Every winter, thousands of sandhill cranes, snow geese, and other migrating birds settle into Bosque del Apache, about twenty miles south of Socorro.  It is one of the most popular places for birders and photographers to meet up.  I knew those birds would be long gone, but visited the bosque (woods) just to see what other birds and wildlife might be around.  The refuge is a huge property of ponds, fields and wooded areas, with miles of driving trails.

Pied-bill Grebe

House Finch

Distant Kestrel

Western Kingbird

Song Sparrow

Chipping Sparrow

American Egret

Cattle Egret

Northern Shoveler

Western Meadowlark

Driving along, I was surprised to see a herd of javelinas emerging from deep weeds.  I counted sixteen of the critters before it was done.  They may look like pigs, but they are members of the peccary family.
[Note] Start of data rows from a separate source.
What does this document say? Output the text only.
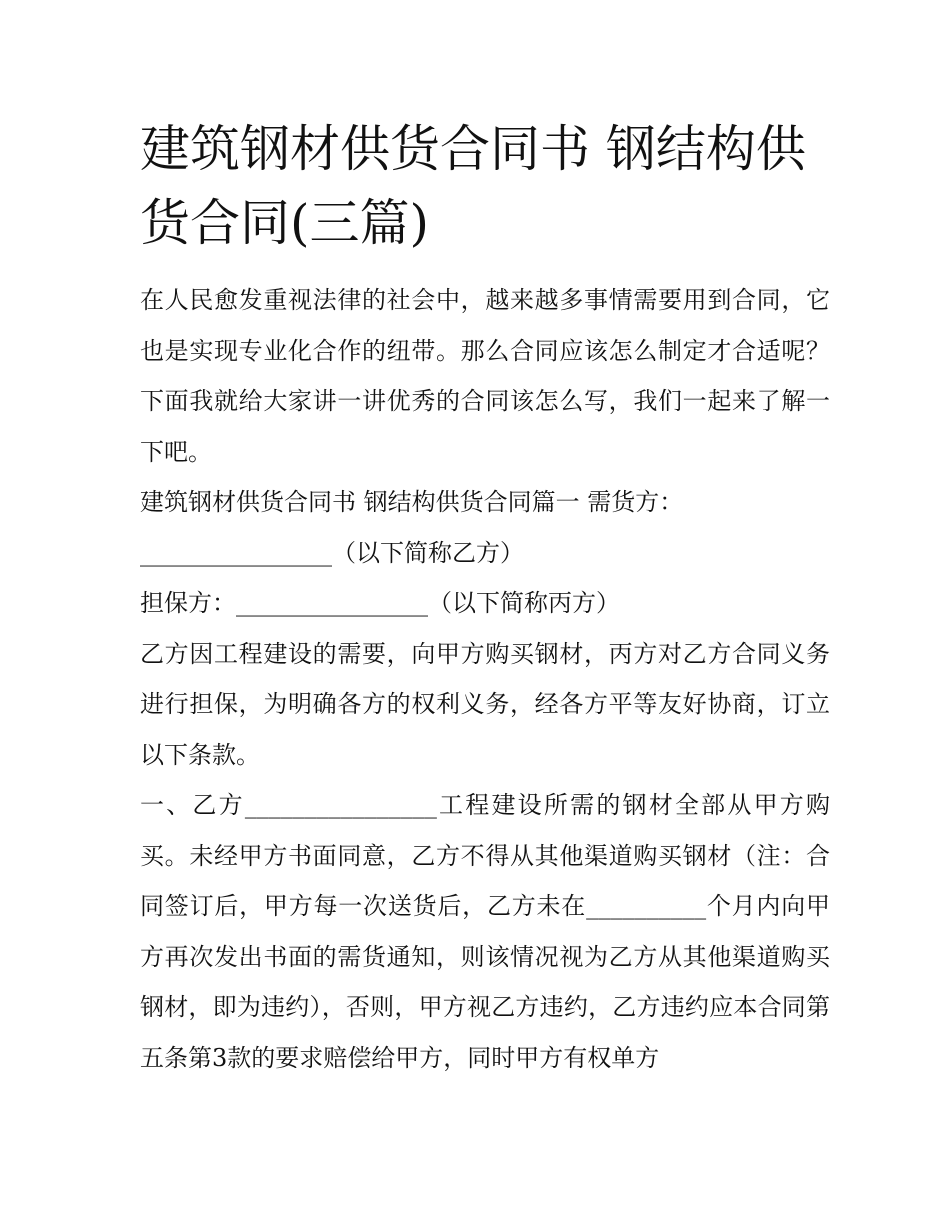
建筑钢材供货合同书 钢结构供货合同(三篇)

在人民愈发重视法律的社会中，越来越多事情需要用到合同，它也是实现专业化合作的纽带。那么合同应该怎么制定才合适呢？下面我就给大家讲一讲优秀的合同该怎么写，我们一起来了解一下吧。

建筑钢材供货合同书 钢结构供货合同篇一 需货方：

________________（以下简称乙方）

担保方：________________（以下简称丙方）

乙方因工程建设的需要，向甲方购买钢材，丙方对乙方合同义务进行担保，为明确各方的权利义务，经各方平等友好协商，订立以下条款。

一、乙方________________工程建设所需的钢材全部从甲方购买。未经甲方书面同意，乙方不得从其他渠道购买钢材（注：合同签订后，甲方每一次送货后，乙方未在__________个月内向甲方再次发出书面的需货通知，则该情况视为乙方从其他渠道购买钢材，即为违约），否则，甲方视乙方违约，乙方违约应本合同第五条第3款的要求赔偿给甲方，同时甲方有权单方
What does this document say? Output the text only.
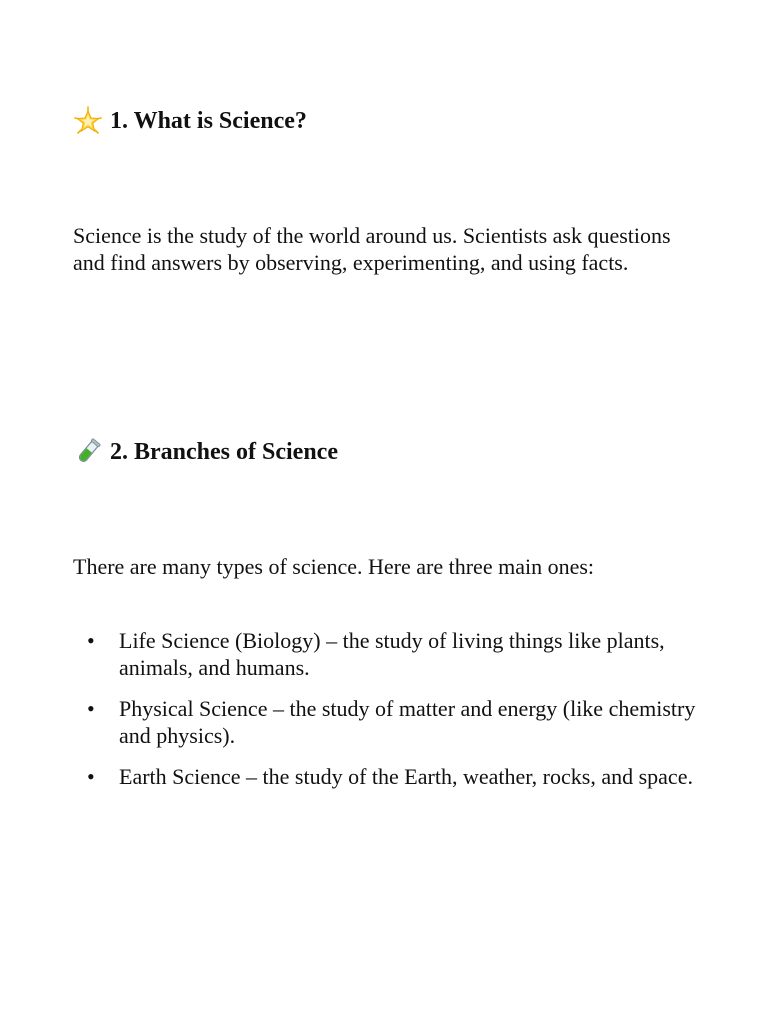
1. What is Science?

Science is the study of the world around us. Scientists ask questions and find answers by observing, experimenting, and using facts.

2. Branches of Science

There are many types of science. Here are three main ones:

• Life Science (Biology) – the study of living things like plants, animals, and humans.
• Physical Science – the study of matter and energy (like chemistry and physics).
• Earth Science – the study of the Earth, weather, rocks, and space.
Leaving the refuge, I saw a rig-necked pheasant walking along the road shoulder.  Couldn't stop in time, so I turned around and came back.  Just as I was getting ready with the camera, this beautiful creature stepped into the weeds, so I only got the tail.

Ring-necked Pheasant




Friday, April 23, 2021

Glenwood, NM (4/16 & 17/2021)



 Glenwood is a small village in the Gila National Forest, dating back to 1878 with a single ranch house.  Presently, there are about 300 residents enjoying the scenic mountains and moderate climate found here.  I came here, as most visitors do, to see the Catwalk National Recreation Area in Whitewater Canyon.  Driving to my campground, I passed a fish hatchery and noticed a sign that said "New Mexico Birding Trail 14".  Naturally, I went there the following morning to check it out.  With a nice sized pond fed from the hatchery, both water fowl and song birds are attracted.  It was a fun and productive morning.

Curved-bill Thrasher

Vermilion Flycatcher

Yellow-rumped Warbler

Black Phoebe

Ring-necked Duck

Ring-necked Duck (Female)

Cinnamon Teal

The Catwalk National Recreation Area was extremely popular the day I was there, with more than fifty vehicles in the parking lot and all the picnic tables in use.  Most of the cars had New Mexico plates, with a few from Texas, California and Arizona.  Whitewater Creek was lined with large trees, including some sycamores that are common in Southern Arizona.  All in all, it was an oasis in the high desert.


A sign near the exit listed several other attractions near Glenwood, one of which was a ghost town called Mogollon.  After a little internet research, I paid a visit to Mogollon the next day.  The town is located deep in the mountains some nine miles from the highway.  The road is nicely paved, but steep and curvy, with the last five miles being one lane.  The town was founded in the late 1800s to support several gold and silver mines.  Being so remote, it had a reputation as one of the wildest towns in the West.  Mogollon has a history of ups and downs, boom and bust, robberies, fires, floods and attacks by the Apaches.  The last mine shut down around 1950.  The population, once nearly 6000, is now fifteen year-round residents and a few more summer residents.

Old mine sites, mining equipment and original buildings remain to draw tourists.  There are also a surprising number of newer buildings.  The creek that runs through town has been deepened and lined with rocks to prevent flooding and erosion.